LNCtips.com: 2 Steps to Solve an OCR Problem
When I work with electronic medical records (EMR), I love it when they've been OCRd. OCR stands for Optical Character Recognition. OCR is a process which allows one to convert EMR that are in PDF format into text that can be edited and searched. I use OCRd EMR to copy and paste big chunks of text from PDF documents to Microsoft Word, which saves me typing time. However, the OCR process isn't perfect. In fact, it creates a problem every time I copy and paste that drives me crazy. However, I can solve that OCR problem in just two steps.
The problem is this: When I copy large amounts of PDF text and then paste them into a Microsoft Word document, the formatting is wrong. The font is always too large or too small and the line breaks (carriage returns) are always in the wrong place. For example, here's the text I want to place into my document:
And here's how it looks after pasting it into my document:
You can see that the font in the History paragraph is different and the line breaks are wrong.

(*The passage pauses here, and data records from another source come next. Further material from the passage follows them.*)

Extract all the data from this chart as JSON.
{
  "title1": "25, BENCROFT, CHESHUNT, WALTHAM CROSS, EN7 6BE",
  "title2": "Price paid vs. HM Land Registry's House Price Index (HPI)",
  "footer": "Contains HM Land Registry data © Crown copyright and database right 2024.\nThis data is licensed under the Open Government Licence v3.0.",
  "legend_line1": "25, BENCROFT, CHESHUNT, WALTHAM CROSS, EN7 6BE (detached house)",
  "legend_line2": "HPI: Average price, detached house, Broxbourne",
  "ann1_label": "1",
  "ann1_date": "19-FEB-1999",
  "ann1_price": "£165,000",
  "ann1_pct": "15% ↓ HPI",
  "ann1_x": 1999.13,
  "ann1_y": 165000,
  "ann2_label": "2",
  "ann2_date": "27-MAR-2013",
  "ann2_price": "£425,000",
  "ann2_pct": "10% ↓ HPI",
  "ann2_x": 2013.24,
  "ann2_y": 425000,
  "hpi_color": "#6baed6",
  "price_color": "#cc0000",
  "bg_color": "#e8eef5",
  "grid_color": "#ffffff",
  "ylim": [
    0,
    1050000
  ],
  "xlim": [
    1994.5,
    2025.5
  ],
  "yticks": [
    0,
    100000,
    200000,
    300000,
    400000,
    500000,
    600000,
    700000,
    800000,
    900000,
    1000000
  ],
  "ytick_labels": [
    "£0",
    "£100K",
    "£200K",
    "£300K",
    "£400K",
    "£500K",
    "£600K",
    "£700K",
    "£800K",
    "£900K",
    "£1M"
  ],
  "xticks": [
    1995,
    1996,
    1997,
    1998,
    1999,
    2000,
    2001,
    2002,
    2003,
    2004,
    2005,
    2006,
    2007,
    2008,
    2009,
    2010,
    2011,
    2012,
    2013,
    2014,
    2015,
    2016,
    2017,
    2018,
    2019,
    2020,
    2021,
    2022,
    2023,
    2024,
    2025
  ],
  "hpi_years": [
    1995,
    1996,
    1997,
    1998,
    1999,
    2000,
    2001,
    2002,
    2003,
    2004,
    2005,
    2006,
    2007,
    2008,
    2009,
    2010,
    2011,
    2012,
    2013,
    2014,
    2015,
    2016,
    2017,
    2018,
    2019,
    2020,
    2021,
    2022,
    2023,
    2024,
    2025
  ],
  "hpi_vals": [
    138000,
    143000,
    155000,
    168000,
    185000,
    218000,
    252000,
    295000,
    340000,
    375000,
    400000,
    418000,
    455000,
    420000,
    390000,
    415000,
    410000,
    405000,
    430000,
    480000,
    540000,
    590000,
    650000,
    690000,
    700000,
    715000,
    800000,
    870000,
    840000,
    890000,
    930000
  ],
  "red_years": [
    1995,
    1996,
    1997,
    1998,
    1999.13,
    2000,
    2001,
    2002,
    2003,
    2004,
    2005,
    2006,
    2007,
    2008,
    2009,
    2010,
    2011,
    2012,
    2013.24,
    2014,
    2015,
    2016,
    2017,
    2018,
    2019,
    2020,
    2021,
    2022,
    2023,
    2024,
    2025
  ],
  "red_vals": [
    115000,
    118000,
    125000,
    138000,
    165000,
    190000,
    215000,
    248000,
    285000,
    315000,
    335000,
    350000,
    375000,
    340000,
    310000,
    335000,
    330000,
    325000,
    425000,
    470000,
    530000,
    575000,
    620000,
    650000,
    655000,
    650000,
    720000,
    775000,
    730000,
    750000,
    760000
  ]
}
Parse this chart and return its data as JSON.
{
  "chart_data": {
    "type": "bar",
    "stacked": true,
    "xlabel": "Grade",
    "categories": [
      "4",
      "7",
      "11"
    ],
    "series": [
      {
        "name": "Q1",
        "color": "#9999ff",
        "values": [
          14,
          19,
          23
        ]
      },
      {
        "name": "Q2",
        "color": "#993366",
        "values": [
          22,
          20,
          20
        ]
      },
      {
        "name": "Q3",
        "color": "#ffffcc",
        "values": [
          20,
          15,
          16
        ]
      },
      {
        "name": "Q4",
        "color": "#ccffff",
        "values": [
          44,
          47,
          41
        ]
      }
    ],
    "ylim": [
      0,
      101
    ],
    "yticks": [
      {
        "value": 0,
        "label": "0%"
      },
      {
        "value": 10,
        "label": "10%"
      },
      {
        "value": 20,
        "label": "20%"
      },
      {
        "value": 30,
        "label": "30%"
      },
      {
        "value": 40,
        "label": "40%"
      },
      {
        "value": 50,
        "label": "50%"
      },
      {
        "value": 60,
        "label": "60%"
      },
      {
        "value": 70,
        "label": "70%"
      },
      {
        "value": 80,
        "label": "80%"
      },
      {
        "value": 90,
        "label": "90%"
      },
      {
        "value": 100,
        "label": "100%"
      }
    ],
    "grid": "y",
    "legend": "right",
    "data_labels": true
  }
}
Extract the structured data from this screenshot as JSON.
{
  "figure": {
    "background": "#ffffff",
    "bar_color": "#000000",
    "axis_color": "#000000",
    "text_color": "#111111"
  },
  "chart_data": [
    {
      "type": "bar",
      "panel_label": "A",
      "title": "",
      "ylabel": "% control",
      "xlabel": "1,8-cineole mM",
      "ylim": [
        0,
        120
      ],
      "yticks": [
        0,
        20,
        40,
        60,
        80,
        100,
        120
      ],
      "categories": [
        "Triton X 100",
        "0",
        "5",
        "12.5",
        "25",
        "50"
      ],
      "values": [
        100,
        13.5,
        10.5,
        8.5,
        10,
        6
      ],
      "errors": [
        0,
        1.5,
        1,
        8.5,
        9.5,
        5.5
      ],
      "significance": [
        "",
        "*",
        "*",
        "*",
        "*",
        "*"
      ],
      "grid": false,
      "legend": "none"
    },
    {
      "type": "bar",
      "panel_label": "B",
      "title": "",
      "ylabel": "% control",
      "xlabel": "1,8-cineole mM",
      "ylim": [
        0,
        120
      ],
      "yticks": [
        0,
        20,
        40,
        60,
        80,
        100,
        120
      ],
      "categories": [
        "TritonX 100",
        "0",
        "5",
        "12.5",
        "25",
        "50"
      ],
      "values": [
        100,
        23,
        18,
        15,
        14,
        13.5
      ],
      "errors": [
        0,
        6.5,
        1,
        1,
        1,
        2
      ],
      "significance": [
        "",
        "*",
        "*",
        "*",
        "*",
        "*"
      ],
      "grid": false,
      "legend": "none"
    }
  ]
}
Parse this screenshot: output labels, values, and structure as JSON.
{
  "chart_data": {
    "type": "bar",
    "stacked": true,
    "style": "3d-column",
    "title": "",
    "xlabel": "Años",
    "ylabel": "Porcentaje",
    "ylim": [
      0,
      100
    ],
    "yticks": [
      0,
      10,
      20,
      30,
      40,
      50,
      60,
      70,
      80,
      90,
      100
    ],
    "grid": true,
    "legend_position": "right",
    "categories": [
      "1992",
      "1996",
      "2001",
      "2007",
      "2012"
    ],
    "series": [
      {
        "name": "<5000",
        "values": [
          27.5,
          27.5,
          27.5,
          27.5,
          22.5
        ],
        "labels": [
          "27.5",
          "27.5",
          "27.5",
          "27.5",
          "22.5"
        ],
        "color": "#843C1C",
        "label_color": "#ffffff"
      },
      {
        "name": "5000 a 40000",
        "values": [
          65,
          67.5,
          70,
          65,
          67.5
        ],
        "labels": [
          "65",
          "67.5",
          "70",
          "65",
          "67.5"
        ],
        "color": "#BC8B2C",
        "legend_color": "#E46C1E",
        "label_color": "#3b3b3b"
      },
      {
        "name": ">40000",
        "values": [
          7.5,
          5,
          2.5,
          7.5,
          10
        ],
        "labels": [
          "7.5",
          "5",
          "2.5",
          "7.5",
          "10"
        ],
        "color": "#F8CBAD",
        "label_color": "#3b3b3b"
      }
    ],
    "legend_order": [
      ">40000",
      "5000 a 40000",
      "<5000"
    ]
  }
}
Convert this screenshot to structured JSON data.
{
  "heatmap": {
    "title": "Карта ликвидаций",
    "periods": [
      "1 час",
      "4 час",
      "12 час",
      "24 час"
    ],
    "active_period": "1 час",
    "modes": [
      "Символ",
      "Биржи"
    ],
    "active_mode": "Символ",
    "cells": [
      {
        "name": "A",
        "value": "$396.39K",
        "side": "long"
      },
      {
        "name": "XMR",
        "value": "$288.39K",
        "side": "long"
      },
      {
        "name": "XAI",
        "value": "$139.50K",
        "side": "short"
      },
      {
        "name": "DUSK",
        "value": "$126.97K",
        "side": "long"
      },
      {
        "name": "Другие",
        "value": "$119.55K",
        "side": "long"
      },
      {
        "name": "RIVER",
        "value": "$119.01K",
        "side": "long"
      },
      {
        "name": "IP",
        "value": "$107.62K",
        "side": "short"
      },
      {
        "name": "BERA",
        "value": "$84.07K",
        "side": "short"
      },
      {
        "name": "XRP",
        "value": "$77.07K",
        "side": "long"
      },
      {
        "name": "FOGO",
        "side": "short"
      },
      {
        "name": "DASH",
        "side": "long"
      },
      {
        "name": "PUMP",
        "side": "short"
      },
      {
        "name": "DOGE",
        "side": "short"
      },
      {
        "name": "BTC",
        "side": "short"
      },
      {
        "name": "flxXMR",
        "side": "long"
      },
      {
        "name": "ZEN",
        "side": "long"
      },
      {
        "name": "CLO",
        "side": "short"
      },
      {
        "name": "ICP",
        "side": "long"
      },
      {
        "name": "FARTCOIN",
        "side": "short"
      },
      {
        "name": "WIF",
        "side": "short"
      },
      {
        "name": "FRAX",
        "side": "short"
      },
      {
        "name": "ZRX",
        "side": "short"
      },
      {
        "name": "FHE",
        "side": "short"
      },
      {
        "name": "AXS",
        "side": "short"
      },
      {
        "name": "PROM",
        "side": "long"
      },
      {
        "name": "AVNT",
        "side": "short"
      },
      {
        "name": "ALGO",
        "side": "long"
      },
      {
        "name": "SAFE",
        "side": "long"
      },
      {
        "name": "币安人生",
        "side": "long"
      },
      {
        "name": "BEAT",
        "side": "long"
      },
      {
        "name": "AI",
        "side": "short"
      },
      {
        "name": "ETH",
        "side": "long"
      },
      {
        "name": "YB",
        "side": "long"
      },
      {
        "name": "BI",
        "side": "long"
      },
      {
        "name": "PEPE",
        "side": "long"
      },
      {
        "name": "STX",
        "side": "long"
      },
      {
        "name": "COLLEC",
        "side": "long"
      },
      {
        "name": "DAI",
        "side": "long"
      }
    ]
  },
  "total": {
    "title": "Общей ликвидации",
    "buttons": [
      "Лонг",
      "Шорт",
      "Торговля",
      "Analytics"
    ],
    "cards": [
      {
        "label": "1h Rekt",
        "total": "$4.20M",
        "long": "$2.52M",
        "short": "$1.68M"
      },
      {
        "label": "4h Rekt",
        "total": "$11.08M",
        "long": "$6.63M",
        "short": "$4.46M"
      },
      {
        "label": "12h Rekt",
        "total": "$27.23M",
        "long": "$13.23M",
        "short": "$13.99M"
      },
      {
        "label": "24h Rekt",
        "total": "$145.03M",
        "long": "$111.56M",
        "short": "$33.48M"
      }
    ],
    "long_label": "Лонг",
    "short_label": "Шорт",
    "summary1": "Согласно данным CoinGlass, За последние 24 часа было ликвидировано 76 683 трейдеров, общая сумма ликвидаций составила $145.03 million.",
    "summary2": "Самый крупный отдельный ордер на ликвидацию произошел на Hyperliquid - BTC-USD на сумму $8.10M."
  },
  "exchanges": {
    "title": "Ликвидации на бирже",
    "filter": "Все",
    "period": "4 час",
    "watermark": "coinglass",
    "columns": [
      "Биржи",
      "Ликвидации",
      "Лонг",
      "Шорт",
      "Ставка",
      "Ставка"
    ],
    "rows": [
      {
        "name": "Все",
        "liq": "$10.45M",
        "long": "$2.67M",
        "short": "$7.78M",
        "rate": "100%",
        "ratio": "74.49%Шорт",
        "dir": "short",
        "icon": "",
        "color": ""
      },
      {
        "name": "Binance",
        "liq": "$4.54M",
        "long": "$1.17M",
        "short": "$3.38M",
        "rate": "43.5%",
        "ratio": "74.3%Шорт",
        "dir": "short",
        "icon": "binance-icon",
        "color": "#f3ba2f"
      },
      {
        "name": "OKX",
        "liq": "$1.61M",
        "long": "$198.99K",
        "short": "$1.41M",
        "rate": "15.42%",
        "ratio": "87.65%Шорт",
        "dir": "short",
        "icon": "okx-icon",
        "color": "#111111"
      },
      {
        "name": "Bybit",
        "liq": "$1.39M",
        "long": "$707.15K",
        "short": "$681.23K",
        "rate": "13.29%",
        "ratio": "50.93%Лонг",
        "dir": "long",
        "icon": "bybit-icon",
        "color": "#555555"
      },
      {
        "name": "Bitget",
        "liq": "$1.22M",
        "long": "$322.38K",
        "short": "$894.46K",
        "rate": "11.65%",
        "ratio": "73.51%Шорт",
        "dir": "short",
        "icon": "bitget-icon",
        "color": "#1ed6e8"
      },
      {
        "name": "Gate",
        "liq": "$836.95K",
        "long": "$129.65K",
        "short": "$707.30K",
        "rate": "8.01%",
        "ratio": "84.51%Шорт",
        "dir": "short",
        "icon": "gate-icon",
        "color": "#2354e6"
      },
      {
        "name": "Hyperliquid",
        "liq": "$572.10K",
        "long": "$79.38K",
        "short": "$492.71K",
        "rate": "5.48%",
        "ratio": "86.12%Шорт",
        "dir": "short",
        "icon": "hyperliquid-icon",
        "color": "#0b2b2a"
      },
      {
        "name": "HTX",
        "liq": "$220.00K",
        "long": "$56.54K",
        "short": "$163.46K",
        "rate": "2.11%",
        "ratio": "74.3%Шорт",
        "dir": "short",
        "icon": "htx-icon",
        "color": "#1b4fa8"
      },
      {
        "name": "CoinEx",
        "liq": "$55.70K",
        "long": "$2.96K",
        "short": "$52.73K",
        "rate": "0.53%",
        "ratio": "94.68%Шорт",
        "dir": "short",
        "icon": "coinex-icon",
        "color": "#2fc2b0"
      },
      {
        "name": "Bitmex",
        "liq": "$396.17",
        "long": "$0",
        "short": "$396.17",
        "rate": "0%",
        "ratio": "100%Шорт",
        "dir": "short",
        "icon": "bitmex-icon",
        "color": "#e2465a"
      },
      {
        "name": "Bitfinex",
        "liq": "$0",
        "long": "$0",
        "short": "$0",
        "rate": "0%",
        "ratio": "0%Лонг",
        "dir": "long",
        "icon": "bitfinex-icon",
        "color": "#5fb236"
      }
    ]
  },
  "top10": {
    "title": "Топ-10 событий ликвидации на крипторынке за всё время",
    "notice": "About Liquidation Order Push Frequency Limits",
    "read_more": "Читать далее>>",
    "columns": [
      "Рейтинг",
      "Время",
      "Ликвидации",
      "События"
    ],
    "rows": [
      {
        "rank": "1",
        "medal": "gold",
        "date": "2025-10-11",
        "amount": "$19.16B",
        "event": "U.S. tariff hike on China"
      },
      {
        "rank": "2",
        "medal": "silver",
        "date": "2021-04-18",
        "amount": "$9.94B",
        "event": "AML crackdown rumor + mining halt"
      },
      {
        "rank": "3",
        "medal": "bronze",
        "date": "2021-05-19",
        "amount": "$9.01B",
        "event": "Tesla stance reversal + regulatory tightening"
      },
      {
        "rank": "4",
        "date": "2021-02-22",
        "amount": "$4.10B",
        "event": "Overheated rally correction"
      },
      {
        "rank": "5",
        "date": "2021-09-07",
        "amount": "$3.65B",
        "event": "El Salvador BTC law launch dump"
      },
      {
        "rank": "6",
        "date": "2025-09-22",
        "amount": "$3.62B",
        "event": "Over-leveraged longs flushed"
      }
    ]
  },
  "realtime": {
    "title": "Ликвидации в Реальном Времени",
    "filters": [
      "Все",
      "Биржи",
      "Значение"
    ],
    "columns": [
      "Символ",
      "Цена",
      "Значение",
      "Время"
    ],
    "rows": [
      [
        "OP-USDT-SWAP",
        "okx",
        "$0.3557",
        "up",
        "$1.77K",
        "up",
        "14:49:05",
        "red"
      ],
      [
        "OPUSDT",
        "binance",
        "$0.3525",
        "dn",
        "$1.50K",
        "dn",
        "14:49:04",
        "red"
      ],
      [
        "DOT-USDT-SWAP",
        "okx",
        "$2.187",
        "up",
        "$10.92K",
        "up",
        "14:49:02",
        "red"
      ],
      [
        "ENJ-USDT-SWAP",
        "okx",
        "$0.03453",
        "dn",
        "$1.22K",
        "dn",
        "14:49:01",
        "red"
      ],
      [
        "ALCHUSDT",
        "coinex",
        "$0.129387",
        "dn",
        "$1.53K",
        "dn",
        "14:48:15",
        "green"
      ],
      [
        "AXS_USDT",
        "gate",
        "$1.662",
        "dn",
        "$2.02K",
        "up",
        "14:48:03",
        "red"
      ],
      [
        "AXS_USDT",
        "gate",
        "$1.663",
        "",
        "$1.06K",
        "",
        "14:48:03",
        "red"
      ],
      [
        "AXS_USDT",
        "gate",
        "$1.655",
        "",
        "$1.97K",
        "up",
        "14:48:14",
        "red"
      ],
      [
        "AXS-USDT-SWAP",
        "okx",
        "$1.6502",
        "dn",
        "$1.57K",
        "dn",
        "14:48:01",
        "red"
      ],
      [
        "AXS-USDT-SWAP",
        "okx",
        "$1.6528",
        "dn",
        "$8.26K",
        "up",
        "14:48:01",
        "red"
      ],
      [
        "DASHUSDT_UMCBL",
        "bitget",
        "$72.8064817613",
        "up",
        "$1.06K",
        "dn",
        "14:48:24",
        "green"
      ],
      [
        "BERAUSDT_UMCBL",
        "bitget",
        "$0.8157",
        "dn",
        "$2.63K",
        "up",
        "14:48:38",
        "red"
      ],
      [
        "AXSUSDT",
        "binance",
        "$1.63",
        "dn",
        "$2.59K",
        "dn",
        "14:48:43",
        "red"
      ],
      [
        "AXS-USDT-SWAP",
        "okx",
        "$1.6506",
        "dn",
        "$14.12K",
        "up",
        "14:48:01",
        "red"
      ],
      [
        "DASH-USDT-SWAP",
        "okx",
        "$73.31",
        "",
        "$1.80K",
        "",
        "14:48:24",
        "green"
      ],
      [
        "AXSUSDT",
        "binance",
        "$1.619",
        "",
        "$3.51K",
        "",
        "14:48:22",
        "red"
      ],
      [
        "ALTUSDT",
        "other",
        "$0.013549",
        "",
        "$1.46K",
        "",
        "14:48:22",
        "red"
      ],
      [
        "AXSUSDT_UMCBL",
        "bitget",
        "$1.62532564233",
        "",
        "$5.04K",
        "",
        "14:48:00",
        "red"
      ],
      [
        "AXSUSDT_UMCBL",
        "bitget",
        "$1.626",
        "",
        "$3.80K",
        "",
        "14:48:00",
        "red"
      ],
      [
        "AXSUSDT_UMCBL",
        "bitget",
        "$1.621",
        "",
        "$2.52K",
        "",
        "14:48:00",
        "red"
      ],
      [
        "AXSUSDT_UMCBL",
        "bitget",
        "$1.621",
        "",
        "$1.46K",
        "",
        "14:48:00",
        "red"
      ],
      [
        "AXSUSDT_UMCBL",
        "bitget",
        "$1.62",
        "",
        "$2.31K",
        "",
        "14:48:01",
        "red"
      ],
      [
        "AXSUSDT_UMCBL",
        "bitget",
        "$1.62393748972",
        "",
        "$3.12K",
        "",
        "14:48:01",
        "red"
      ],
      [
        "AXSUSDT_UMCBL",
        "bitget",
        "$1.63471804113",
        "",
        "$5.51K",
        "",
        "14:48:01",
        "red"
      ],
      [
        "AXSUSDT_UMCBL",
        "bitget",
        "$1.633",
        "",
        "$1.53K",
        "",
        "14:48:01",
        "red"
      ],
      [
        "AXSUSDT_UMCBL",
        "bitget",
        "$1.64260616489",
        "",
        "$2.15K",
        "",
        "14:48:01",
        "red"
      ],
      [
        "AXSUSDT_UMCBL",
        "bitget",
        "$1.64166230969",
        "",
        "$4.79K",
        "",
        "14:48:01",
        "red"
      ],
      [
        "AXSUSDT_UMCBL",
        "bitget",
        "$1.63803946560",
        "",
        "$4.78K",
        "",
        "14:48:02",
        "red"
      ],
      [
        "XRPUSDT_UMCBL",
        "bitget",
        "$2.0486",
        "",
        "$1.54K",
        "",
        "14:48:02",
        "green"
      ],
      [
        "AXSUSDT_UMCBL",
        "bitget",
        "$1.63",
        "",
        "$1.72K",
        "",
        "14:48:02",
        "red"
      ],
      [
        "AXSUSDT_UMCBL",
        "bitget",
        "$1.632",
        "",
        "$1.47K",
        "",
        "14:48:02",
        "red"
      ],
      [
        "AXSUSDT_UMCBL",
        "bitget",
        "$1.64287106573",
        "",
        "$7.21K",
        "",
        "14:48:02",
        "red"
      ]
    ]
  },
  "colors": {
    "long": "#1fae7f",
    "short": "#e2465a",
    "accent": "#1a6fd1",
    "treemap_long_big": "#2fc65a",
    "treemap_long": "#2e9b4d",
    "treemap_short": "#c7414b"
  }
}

Step 1 is to get rid of the line breaks. To do so, I highlight the text for the History paragraph and press Ctrl and H at the same time on my keyboard, which brings up the Find and Replace dialogue box. In the Find box, I type the caret key (^) (the symbol above the 6 on the keyboard) and the letter "p" (without the quotes). On the Replace box, I enter one space and nothing else. Here's what it looks like:
Then I select Replace All. Here's what it then looks like:
Now that the line breaks are correct, Step 2 is to make sure that the fonts are consistent. To do that, I use the keyboard shortcut Ctrl and A, which selects all the text in the document. Then I select the font and font size. In the document below, I've selected size 12 Times New Roman. Here's what the finished document looks like:
When I need to inform the attorney of a treater's exact documentation, copying and pasting text from PDF to Word is a big time saver. (I'll point out any spelling errors I see too, such as the word "and" in the fifth line of the History paragraph, which I believe should be "any"). Using this 2 step technique allows me to transfer large amounts of documentation into my reports quickly and easily.